By JOHN KANELIS / johnkanelis_92@hotmail.com
A friend of mine who lives in Australia has strong feelings about Donald J. Trump. They are so strong, I at times am compelled to share them with you.
He wrote me this weekend to comment on the election and what might await Trump as he exits the White House. My friend writes, in brief:
I dearly, dearly hope that when Trump eventually leaves the White House and Inauguration Day is done, that he is arrested and paraded publicly in handcuffs on whatever multitude of charges currently await him.
The spell he holds over his followers and enablers has to be broken somehow. If not arrested, then humiliation through other means … bankruptcy and/or divorce … a very nasty, messy public divorce … “
Ouch, man!
I don’t expect that to happen. I don’t really even want it to happen to our former president. The “spell” to which my friend refer does need to break into a million pieces. How might that occur without having to send Trump to the slammer?
I happen to agree with my friend about the need to break that spell. My strongest hope is that it will dissipate once it becomes clear that a former president has none of the actual power of the current president and only can speak for himself instead of for the nation.

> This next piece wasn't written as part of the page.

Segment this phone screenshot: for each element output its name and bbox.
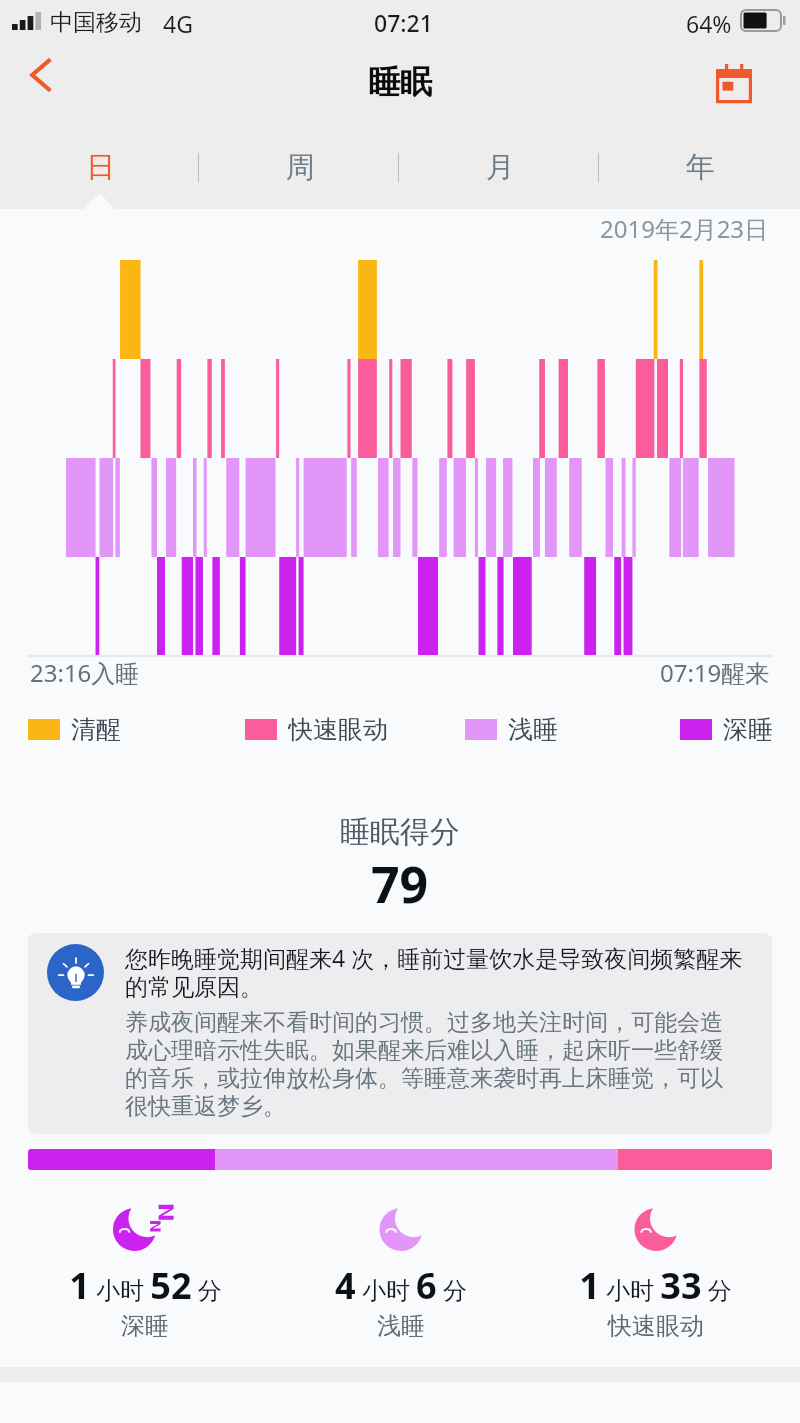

This might sound naive, but my hope would be that Trump’s relevance will evaporate naturally. I don’t hold out much hope that the Trumpkins will accept that their hero’s defeat came from a wholesale rejection of the man himself, his behavior, the manner in which he conducted himself while representing a nation full of citizens most of whom never endorsed his becoming president in the first place.
Then again, I could be proven wrong on this … just as Trump himself proved me wrong by being elected president in 2016.